- DVD cover
- Directed by: Carlos Enrique Taboada
- Written by: Carlos Enrique Taboada
- Starring: Claudia Islas Lucía Méndez Susana Dosamantes Helena Rojo
- Release date: 1975;
- Running time: 96 minutes
- Language: Spanish

= Blacker Than the Night =

1975 film

 Más Negro que la Noche (Blacker Than Night) is a 1975 Mexican supernatural horror film, written and directed by Carlos Enrique Taboada.

== Plot ==
The film is about four women that move to a creepy house, inherited by one of them from an old aunt; as a condition, they must take care of the aunt's pet, a black cat. One day, they find the cat dead. Soon after, Aurora's dead body is found hanging upside down in the library by Ofelia due to a heart attack. One night, a half drunken Pilar comes to the house. As she is walking to the steps, she sees the ghost of Susana and falls to her death on the floor breaking her neck. Now Ofelia and Marta are the only ones left in the house. Marta tells Ofelia that Aurora had killed the cat along with her and Pilar, and that she knows that she is next. Ofelia tells her to get away from the house and she runs to open the gate for her boyfriend. They find Marta impaled with several knitting needles on her chest.
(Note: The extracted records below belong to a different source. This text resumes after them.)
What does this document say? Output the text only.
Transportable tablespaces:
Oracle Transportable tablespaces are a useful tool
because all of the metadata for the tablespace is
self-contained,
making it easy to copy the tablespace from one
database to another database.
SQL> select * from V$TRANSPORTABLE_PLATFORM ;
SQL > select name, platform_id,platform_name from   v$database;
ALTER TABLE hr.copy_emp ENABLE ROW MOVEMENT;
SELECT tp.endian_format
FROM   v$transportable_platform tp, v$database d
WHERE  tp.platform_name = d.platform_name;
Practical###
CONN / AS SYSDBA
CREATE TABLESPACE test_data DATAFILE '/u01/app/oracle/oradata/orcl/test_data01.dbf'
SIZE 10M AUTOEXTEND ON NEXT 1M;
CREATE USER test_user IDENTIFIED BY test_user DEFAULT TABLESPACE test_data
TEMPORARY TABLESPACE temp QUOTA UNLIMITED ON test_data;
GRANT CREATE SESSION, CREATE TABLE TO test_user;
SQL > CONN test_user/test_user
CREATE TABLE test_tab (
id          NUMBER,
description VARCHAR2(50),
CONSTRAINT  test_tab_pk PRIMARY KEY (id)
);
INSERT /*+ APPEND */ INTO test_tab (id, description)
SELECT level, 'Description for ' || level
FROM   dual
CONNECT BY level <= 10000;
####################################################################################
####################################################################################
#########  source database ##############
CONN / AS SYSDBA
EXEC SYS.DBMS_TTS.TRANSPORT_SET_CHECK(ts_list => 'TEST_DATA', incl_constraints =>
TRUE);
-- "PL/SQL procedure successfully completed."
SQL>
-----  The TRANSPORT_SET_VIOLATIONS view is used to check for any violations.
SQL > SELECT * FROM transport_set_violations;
As a sobbing Ofelia and her boyfriend are leaving the house, the cat's meowing is heard in house.

== Cast ==
- Claudia Islas - Ofelia
- Susana Dosamantes - Aurora
- Lucía Méndez - Marta
- Helena Rojo - Pilar
- Julián Pastor - Pedro
- Alicia Palacios - Sofia
- Pedro Armendáriz Jr. - Roberto
- Tamara Garina - Tia Susana

== Release ==
The film premiered on December 25, 1975, in Mexico and was released in the late 1970s as Blacker Than the Night.

== Remake ==
In 2014, Henry Bedwell directed a remake of the film, this time with an English release title of Darker Than Night.